This may depend on how matrix was allocated or passed to a function.

int A[10][15];

This uses a contiguous block of memory. To address the elements without using array notation use:

        A +(i*15)+j    // user694733 showed this is wrong
((int *)A)+(i*15)+j    // this is horribly ugly but is correct

Note the 15, as each row consists of 15 elements.
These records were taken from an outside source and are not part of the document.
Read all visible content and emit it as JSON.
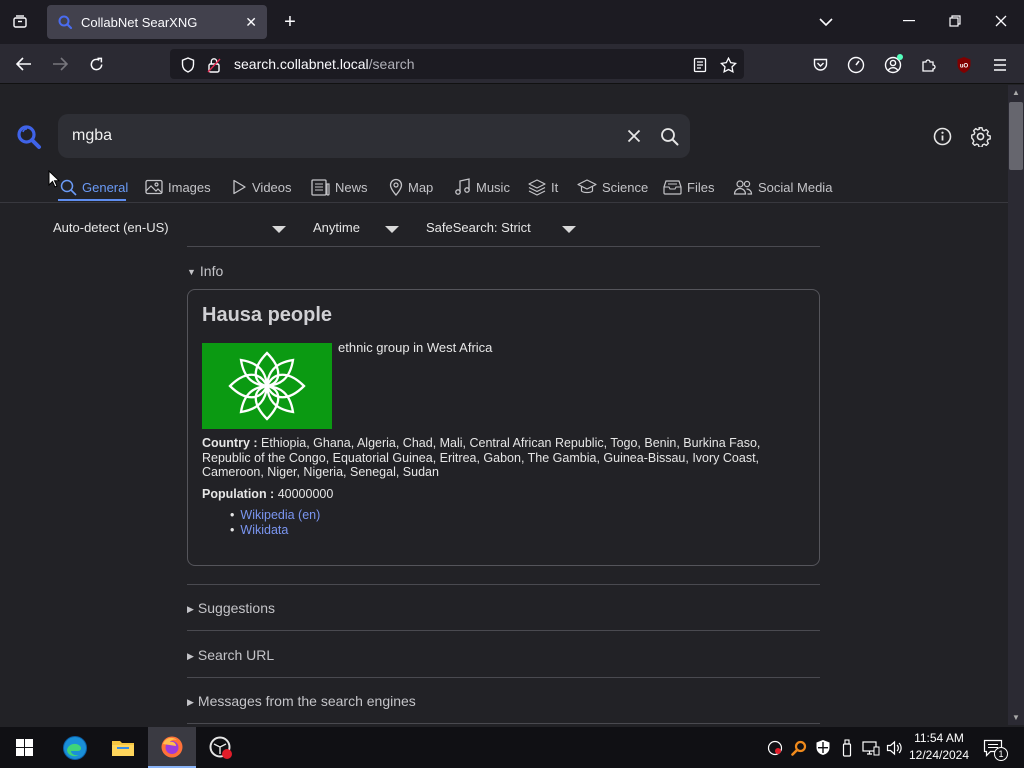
{
  "browser": {
    "tab_title": "CollabNet SearXNG",
    "url_host": "search.collabnet.local",
    "url_path": "/search"
  },
  "search": {
    "query": "mgba"
  },
  "categories": [
    {
      "label": "General",
      "icon": "search-icon"
    },
    {
      "label": "Images",
      "icon": "image-icon"
    },
    {
      "label": "Videos",
      "icon": "play-icon"
    },
    {
      "label": "News",
      "icon": "newspaper-icon"
    },
    {
      "label": "Map",
      "icon": "map-pin-icon"
    },
    {
      "label": "Music",
      "icon": "music-icon"
    },
    {
      "label": "It",
      "icon": "layers-icon"
    },
    {
      "label": "Science",
      "icon": "school-icon"
    },
    {
      "label": "Files",
      "icon": "file-tray-icon"
    },
    {
      "label": "Social Media",
      "icon": "people-icon"
    }
  ],
  "filters": {
    "language": "Auto-detect (en-US)",
    "time": "Anytime",
    "safesearch": "SafeSearch: Strict"
  },
  "sections": {
    "info": "Info",
    "suggestions": "Suggestions",
    "search_url": "Search URL",
    "messages": "Messages from the search engines"
  },
  "infobox": {
    "title": "Hausa people",
    "description": "ethnic group in West Africa",
    "country_label": "Country :",
    "country_value": "Ethiopia, Ghana, Algeria, Chad, Mali, Central African Republic, Togo, Benin, Burkina Faso, Republic of the Congo, Equatorial Guinea, Eritrea, Gabon, The Gambia, Guinea-Bissau, Ivory Coast, Cameroon, Niger, Nigeria, Senegal, Sudan",
    "population_label": "Population :",
    "population_value": "40000000",
    "links": [
      "Wikipedia (en)",
      "Wikidata"
    ]
  },
  "taskbar": {
    "time": "11:54 AM",
    "date": "12/24/2024",
    "notification_count": "1"
  },
  "colors": {
    "accent": "#5f8ef0",
    "page_bg": "#222226",
    "flag_green": "#0b9a12"
  }
}
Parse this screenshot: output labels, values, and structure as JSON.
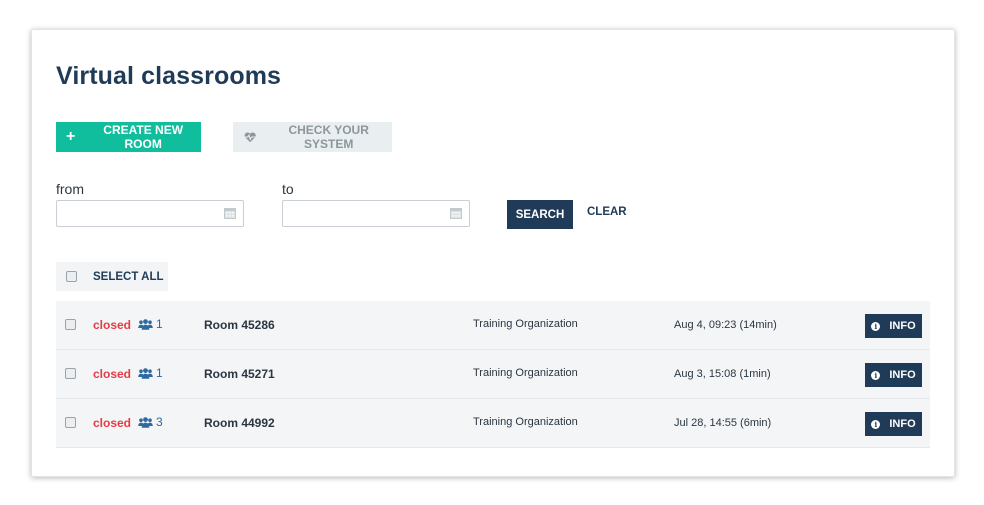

Better solutions are presented in other answers here.

In the following:

int *A[10];

A is an array of 10 pointers to ints. Assuming each array element has been allocated using malloc, you address the elements without using array notation as:

*(A+i) + j;

that is, you take A, then take the ith element, dereference that and add j as the second index.

--EDIT--

And to be complete:

int foo(int *p)

here a function just receives a pointer to zero or more ints. The pointer points to a contiguous, linear block of memory into which you can place an n-dimensional array. How many dimensions there are and the upper bound of each dimension the function can only know through parameters or global variables.

To address the cells of the n-dimensional array, the programmer must calculate the addresses him/herself, using the above notation.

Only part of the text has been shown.